Final answer:
To determine the mass needed for the spring to oscillate with a period of 1.0 s, we can use the formula for the period of an oscillating mass-spring system. By plugging in the given values, we can solve for the mass.
Step-by-step explanation:
To find the mass that must be suspended from the spring to achieve a period of 1.0 s, we can use the formula for the period of an oscillating mass-spring system:
Calculating the Required Mass for a Specific Oscillation Period
To calculate the mass that must be suspended from a spring to achieve a certain period of oscillation, we use the formula for the period (T) of a simple harmonic oscillator, T=2π√(m/k), where 'm' is the mass and 'k' is the spring constant. Given a spring constant (k) of 40.0 N/m and a desired period (T) of 1.0 s, we rearrange the formula to solve for mass (m): m = √((T/2π)² ∙ k).

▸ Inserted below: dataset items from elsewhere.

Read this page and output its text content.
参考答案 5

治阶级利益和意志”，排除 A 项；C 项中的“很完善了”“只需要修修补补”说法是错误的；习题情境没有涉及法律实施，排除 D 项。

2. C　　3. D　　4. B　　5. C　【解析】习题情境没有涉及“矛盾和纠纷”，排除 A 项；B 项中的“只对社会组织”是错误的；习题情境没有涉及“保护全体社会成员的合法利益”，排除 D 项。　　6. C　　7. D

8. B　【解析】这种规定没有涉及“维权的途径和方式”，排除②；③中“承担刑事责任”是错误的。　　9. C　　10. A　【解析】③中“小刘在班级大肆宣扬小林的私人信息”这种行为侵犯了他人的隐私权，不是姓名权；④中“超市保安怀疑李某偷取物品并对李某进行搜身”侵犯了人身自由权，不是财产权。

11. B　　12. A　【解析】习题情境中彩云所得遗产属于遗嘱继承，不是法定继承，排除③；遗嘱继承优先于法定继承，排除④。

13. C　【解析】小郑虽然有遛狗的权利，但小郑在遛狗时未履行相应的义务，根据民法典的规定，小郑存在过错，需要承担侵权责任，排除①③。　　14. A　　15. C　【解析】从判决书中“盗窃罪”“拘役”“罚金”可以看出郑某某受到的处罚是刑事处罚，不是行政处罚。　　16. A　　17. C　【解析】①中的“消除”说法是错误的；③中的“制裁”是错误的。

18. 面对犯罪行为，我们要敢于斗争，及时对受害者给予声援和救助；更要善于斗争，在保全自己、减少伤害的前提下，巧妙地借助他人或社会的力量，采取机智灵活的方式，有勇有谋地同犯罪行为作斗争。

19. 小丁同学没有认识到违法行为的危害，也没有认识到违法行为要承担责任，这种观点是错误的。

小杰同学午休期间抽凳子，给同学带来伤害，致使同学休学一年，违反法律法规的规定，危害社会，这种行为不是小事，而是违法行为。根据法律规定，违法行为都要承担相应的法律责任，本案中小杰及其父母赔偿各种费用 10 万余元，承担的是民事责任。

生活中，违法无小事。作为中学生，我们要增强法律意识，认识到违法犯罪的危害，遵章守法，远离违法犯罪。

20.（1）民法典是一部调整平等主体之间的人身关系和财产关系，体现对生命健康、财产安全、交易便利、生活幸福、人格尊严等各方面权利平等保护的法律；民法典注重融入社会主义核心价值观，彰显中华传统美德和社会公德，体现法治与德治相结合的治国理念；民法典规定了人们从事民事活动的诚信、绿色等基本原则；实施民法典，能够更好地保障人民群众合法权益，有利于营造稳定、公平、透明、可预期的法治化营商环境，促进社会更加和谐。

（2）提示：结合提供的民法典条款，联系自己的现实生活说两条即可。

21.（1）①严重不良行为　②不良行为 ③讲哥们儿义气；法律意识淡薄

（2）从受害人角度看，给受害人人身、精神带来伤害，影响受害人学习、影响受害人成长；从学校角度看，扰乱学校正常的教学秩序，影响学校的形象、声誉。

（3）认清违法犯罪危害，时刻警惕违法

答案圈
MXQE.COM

Inserting the values, we get m = √((1.0/2π)² ∙ 40.0 N/m), which simplifies to m = 0.159 kg or 159 g.
Period = 2π√(m/k)
Given that the force constant (k) of the spring is 40.0 N/m and the desired period is 1.0 s, we can rearrange the formula to solve for the mass (m):
m = (Period^2 * k) / (4π^2)
Substituting the given values, we get: m = (1.0^2 * 40.0) / (4π^2)
Simplifying the expression gives us the mass required for the system to oscillate with a period of 1.0 s.